A simple exercise on belonging helps black college students years later
Black freshmen who participated in the training had higher life satisfaction as young adults
By Sujata Gupta
A simple, one-hour exercise that helps black students feel like they belong in college can pay off. Even a decade later, students who took the training reported higher levels of personal and professional satisfaction than their peers.
The findings, reported April 29 in Science Advances, indicate that benefits from a “social-belonging” intervention endure, says Christopher Rozek, an education researcher at Stanford University who was not involved with this study. Though the study is small, involving a few dozen graduate students from a single university, Rozek says the findings are exciting. “It is the first really long-term follow-up with this sort of intervention.”
Black students entering college, who are aware of negative racial stereotypes and are underrepresented in higher education, can experience uncertainty about belonging, says study coauthor Shannon Brady, a social psychologist at Wake Forest University in Winston-Salem, N.C. That uncertainty can cause some black students to see commonplace challenges — a bad grade or a spat with a friend — as a confirmation of those negative feelings. Consequently, such students become less likely to seek help when needed, which can hurt their academic performance and overall well-being. Social-belonging interventions aim to break that negative loop.

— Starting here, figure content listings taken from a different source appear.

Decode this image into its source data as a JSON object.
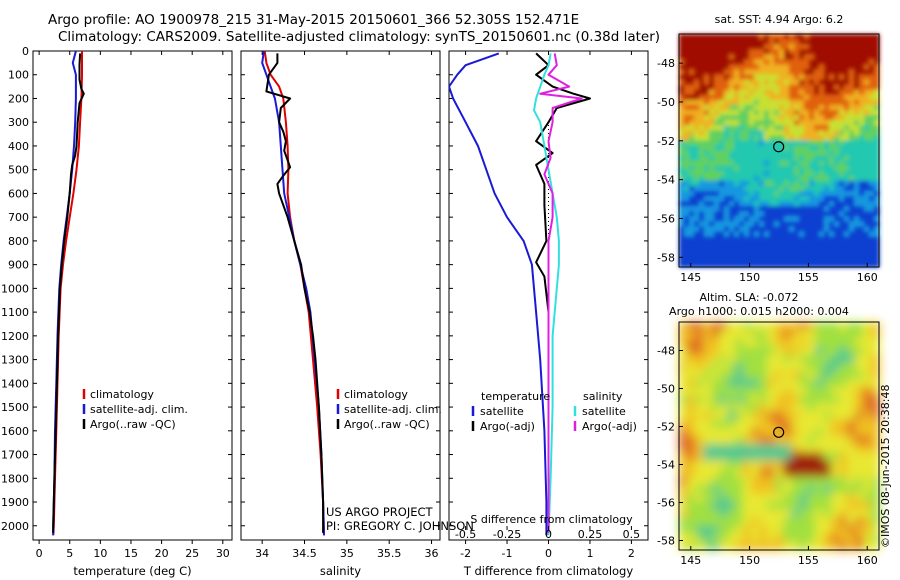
{
  "header": {
    "line1": "Argo profile: AO 1900978_215 31-May-2015 20150601_366 52.305S 152.471E",
    "line2": "Climatology: CARS2009. Satellite-adjusted climatology: synTS_20150601.nc (0.38d later)"
  },
  "credits": {
    "project": "US ARGO PROJECT",
    "pi": "PI: GREGORY C. JOHNSON",
    "stamp": "©IMOS 08-Jun-2015 20:38:48"
  },
  "colors": {
    "climatology": "#e00000",
    "satellite": "#1a1ad6",
    "argo": "#000000",
    "sal_satellite": "#33e0e0",
    "sal_argo": "#e020e0"
  },
  "depth_axis": {
    "min": 0,
    "max": 2060,
    "ticks": [
      0,
      100,
      200,
      300,
      400,
      500,
      600,
      700,
      800,
      900,
      1000,
      1100,
      1200,
      1300,
      1400,
      1500,
      1600,
      1700,
      1800,
      1900,
      2000
    ],
    "reversed": true
  },
  "chart_data": [
    {
      "id": "temperature",
      "type": "line",
      "xlabel": "temperature (deg C)",
      "xlim": [
        -1,
        31.5
      ],
      "xticks": [
        0,
        5,
        10,
        15,
        20,
        25,
        30
      ],
      "legend": [
        "climatology",
        "satellite-adj. clim.",
        "Argo(..raw -QC)"
      ],
      "series": [
        {
          "name": "climatology",
          "color": "#e00000",
          "points": [
            [
              7.0,
              0
            ],
            [
              7.0,
              100
            ],
            [
              6.9,
              200
            ],
            [
              6.7,
              300
            ],
            [
              6.5,
              400
            ],
            [
              6.1,
              500
            ],
            [
              5.6,
              600
            ],
            [
              5.0,
              700
            ],
            [
              4.4,
              800
            ],
            [
              3.9,
              900
            ],
            [
              3.5,
              1000
            ],
            [
              3.2,
              1200
            ],
            [
              3.0,
              1400
            ],
            [
              2.8,
              1600
            ],
            [
              2.6,
              1800
            ],
            [
              2.4,
              2000
            ],
            [
              2.3,
              2040
            ]
          ]
        },
        {
          "name": "satellite-adj. clim.",
          "color": "#1a1ad6",
          "points": [
            [
              6.0,
              0
            ],
            [
              5.5,
              50
            ],
            [
              6.0,
              100
            ],
            [
              6.0,
              200
            ],
            [
              5.9,
              300
            ],
            [
              5.7,
              400
            ],
            [
              5.4,
              500
            ],
            [
              5.0,
              600
            ],
            [
              4.5,
              700
            ],
            [
              4.0,
              800
            ],
            [
              3.6,
              900
            ],
            [
              3.3,
              1000
            ],
            [
              3.0,
              1200
            ],
            [
              2.8,
              1400
            ],
            [
              2.6,
              1600
            ],
            [
              2.5,
              1800
            ],
            [
              2.3,
              2000
            ],
            [
              2.3,
              2040
            ]
          ]
        },
        {
          "name": "Argo(..raw -QC)",
          "color": "#000000",
          "points": [
            [
              6.7,
              10
            ],
            [
              6.6,
              60
            ],
            [
              6.6,
              120
            ],
            [
              6.9,
              160
            ],
            [
              7.3,
              180
            ],
            [
              6.6,
              220
            ],
            [
              6.3,
              300
            ],
            [
              6.1,
              400
            ],
            [
              5.9,
              440
            ],
            [
              5.4,
              480
            ],
            [
              5.2,
              520
            ],
            [
              5.0,
              600
            ],
            [
              4.6,
              700
            ],
            [
              4.1,
              800
            ],
            [
              3.7,
              900
            ],
            [
              3.4,
              1000
            ],
            [
              3.1,
              1200
            ],
            [
              2.9,
              1400
            ],
            [
              2.7,
              1600
            ],
            [
              2.5,
              1800
            ],
            [
              2.3,
              2000
            ],
            [
              2.3,
              2030
            ]
          ]
        }
      ]
    },
    {
      "id": "salinity",
      "type": "line",
      "xlabel": "salinity",
      "xlim": [
        33.75,
        36.1
      ],
      "xticks": [
        34,
        34.5,
        35,
        35.5,
        36
      ],
      "legend": [
        "climatology",
        "satellite-adj. clim.",
        "Argo(..raw -QC)"
      ],
      "series": [
        {
          "name": "climatology",
          "color": "#e00000",
          "points": [
            [
              34.03,
              0
            ],
            [
              34.05,
              50
            ],
            [
              34.1,
              100
            ],
            [
              34.2,
              150
            ],
            [
              34.25,
              200
            ],
            [
              34.28,
              300
            ],
            [
              34.3,
              400
            ],
            [
              34.31,
              500
            ],
            [
              34.3,
              600
            ],
            [
              34.33,
              700
            ],
            [
              34.38,
              800
            ],
            [
              34.45,
              900
            ],
            [
              34.5,
              1000
            ],
            [
              34.55,
              1100
            ],
            [
              34.6,
              1300
            ],
            [
              34.65,
              1500
            ],
            [
              34.69,
              1700
            ],
            [
              34.72,
              1900
            ],
            [
              34.73,
              2040
            ]
          ]
        },
        {
          "name": "satellite-adj. clim.",
          "color": "#1a1ad6",
          "points": [
            [
              34.02,
              0
            ],
            [
              34.0,
              50
            ],
            [
              34.05,
              100
            ],
            [
              34.1,
              150
            ],
            [
              34.15,
              200
            ],
            [
              34.2,
              300
            ],
            [
              34.22,
              400
            ],
            [
              34.24,
              500
            ],
            [
              34.26,
              600
            ],
            [
              34.32,
              700
            ],
            [
              34.38,
              800
            ],
            [
              34.45,
              900
            ],
            [
              34.52,
              1000
            ],
            [
              34.57,
              1100
            ],
            [
              34.62,
              1300
            ],
            [
              34.67,
              1500
            ],
            [
              34.7,
              1700
            ],
            [
              34.72,
              1900
            ],
            [
              34.73,
              2040
            ]
          ]
        },
        {
          "name": "Argo(..raw -QC)",
          "color": "#000000",
          "points": [
            [
              34.18,
              10
            ],
            [
              34.18,
              50
            ],
            [
              34.08,
              100
            ],
            [
              34.05,
              170
            ],
            [
              34.33,
              200
            ],
            [
              34.22,
              240
            ],
            [
              34.2,
              300
            ],
            [
              34.25,
              340
            ],
            [
              34.28,
              380
            ],
            [
              34.26,
              420
            ],
            [
              34.3,
              460
            ],
            [
              34.33,
              490
            ],
            [
              34.24,
              530
            ],
            [
              34.18,
              560
            ],
            [
              34.2,
              600
            ],
            [
              34.3,
              700
            ],
            [
              34.38,
              800
            ],
            [
              34.42,
              850
            ],
            [
              34.46,
              900
            ],
            [
              34.5,
              1000
            ],
            [
              34.56,
              1100
            ],
            [
              34.6,
              1200
            ],
            [
              34.63,
              1300
            ],
            [
              34.67,
              1500
            ],
            [
              34.7,
              1700
            ],
            [
              34.72,
              1900
            ],
            [
              34.72,
              2030
            ]
          ]
        }
      ]
    },
    {
      "id": "difference",
      "type": "line",
      "xlabel": "T difference from climatology",
      "xlabel2": "S difference from climatology",
      "xlim": [
        -2.4,
        2.4
      ],
      "xticks": [
        -2,
        -1,
        0,
        1,
        2
      ],
      "xticks_s": [
        -0.5,
        -0.25,
        0,
        0.25,
        0.5
      ],
      "xtick_labels_s": [
        "-0.5",
        "-0.25",
        "0",
        "0.25",
        "0.5"
      ],
      "legend_headers": [
        "temperature",
        "salinity"
      ],
      "legend_left": [
        "satellite",
        "Argo(-adj)"
      ],
      "legend_right": [
        "satellite",
        "Argo(-adj)"
      ],
      "series": [
        {
          "name": "T satellite",
          "color": "#1a1ad6",
          "points": [
            [
              -1.2,
              10
            ],
            [
              -2.0,
              60
            ],
            [
              -2.2,
              100
            ],
            [
              -2.4,
              150
            ],
            [
              -2.3,
              200
            ],
            [
              -2.0,
              300
            ],
            [
              -1.7,
              400
            ],
            [
              -1.5,
              500
            ],
            [
              -1.3,
              600
            ],
            [
              -1.0,
              700
            ],
            [
              -0.6,
              800
            ],
            [
              -0.4,
              900
            ],
            [
              -0.3,
              1100
            ],
            [
              -0.2,
              1300
            ],
            [
              -0.1,
              1600
            ],
            [
              -0.05,
              1900
            ],
            [
              -0.05,
              2040
            ]
          ]
        },
        {
          "name": "T Argo(-adj)",
          "color": "#000000",
          "points": [
            [
              -0.3,
              10
            ],
            [
              0.0,
              60
            ],
            [
              -0.3,
              100
            ],
            [
              0.1,
              150
            ],
            [
              0.6,
              180
            ],
            [
              1.0,
              200
            ],
            [
              0.2,
              240
            ],
            [
              0.0,
              300
            ],
            [
              -0.3,
              380
            ],
            [
              0.1,
              430
            ],
            [
              -0.3,
              480
            ],
            [
              -0.1,
              560
            ],
            [
              -0.1,
              650
            ],
            [
              -0.05,
              800
            ],
            [
              -0.3,
              890
            ],
            [
              -0.1,
              950
            ],
            [
              0.0,
              1100
            ],
            [
              0.0,
              1500
            ],
            [
              0.0,
              2030
            ]
          ]
        },
        {
          "name": "S satellite",
          "color": "#33e0e0",
          "points": [
            [
              0.05,
              10
            ],
            [
              0.0,
              60
            ],
            [
              -0.1,
              100
            ],
            [
              -0.3,
              200
            ],
            [
              -0.35,
              250
            ],
            [
              -0.2,
              300
            ],
            [
              -0.1,
              400
            ],
            [
              0.0,
              500
            ],
            [
              0.1,
              600
            ],
            [
              0.2,
              700
            ],
            [
              0.25,
              800
            ],
            [
              0.25,
              900
            ],
            [
              0.2,
              1000
            ],
            [
              0.15,
              1100
            ],
            [
              0.1,
              1200
            ],
            [
              0.1,
              1500
            ],
            [
              0.05,
              1800
            ],
            [
              0.0,
              2040
            ]
          ]
        },
        {
          "name": "S Argo(-adj)",
          "color": "#e020e0",
          "points": [
            [
              0.15,
              10
            ],
            [
              0.2,
              60
            ],
            [
              0.0,
              100
            ],
            [
              0.5,
              150
            ],
            [
              -0.2,
              180
            ],
            [
              0.8,
              200
            ],
            [
              0.1,
              240
            ],
            [
              0.1,
              300
            ],
            [
              0.0,
              380
            ],
            [
              0.05,
              450
            ],
            [
              -0.1,
              520
            ],
            [
              0.1,
              600
            ],
            [
              0.1,
              700
            ],
            [
              0.0,
              800
            ],
            [
              0.0,
              900
            ],
            [
              0.0,
              1100
            ],
            [
              0.0,
              2030
            ]
          ]
        }
      ]
    }
  ],
  "maps": [
    {
      "id": "sst-map",
      "title": "sat. SST: 4.94  Argo: 6.2",
      "type": "heatmap",
      "xlim": [
        144,
        161
      ],
      "ylim": [
        -58.5,
        -46.5
      ],
      "xticks": [
        145,
        150,
        155,
        160
      ],
      "yticks": [
        -48,
        -50,
        -52,
        -54,
        -56,
        -58
      ],
      "marker": {
        "lon": 152.471,
        "lat": -52.305
      }
    },
    {
      "id": "sla-map",
      "title": "Altim. SLA: -0.072",
      "subtitle": "Argo h1000: 0.015 h2000: 0.004",
      "type": "heatmap",
      "xlim": [
        144,
        161
      ],
      "ylim": [
        -58.5,
        -46.5
      ],
      "xticks": [
        145,
        150,
        155,
        160
      ],
      "yticks": [
        -48,
        -50,
        -52,
        -54,
        -56,
        -58
      ],
      "marker": {
        "lon": 152.471,
        "lat": -52.305
      }
    }
  ]
}
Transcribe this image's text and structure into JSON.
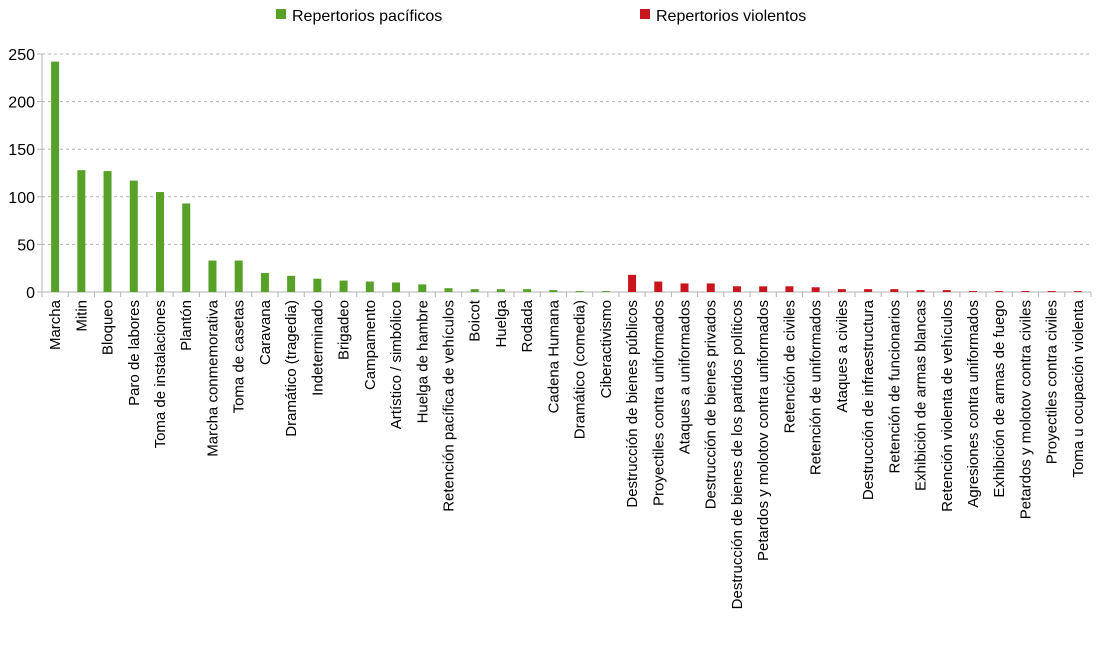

In the early to mid-2000s, researchers recruited 92 college freshmen – split almost evenly between black and white students — at a selective East Coast university. Forty-three students in one group read partially fictionalized vignettes from a diverse group of upperclassmen describing how their sense of belonging at school increased over time. The upperclassmen emphasized their efforts to reach out to professors and classmates for help. Participants then wrote an essay reflecting on their own experiences. The 49 students in the control group also read vignettes and wrote an essay, but learned about how upperclassmen adjusted to physical challenges, such as navigating campus and bad weather.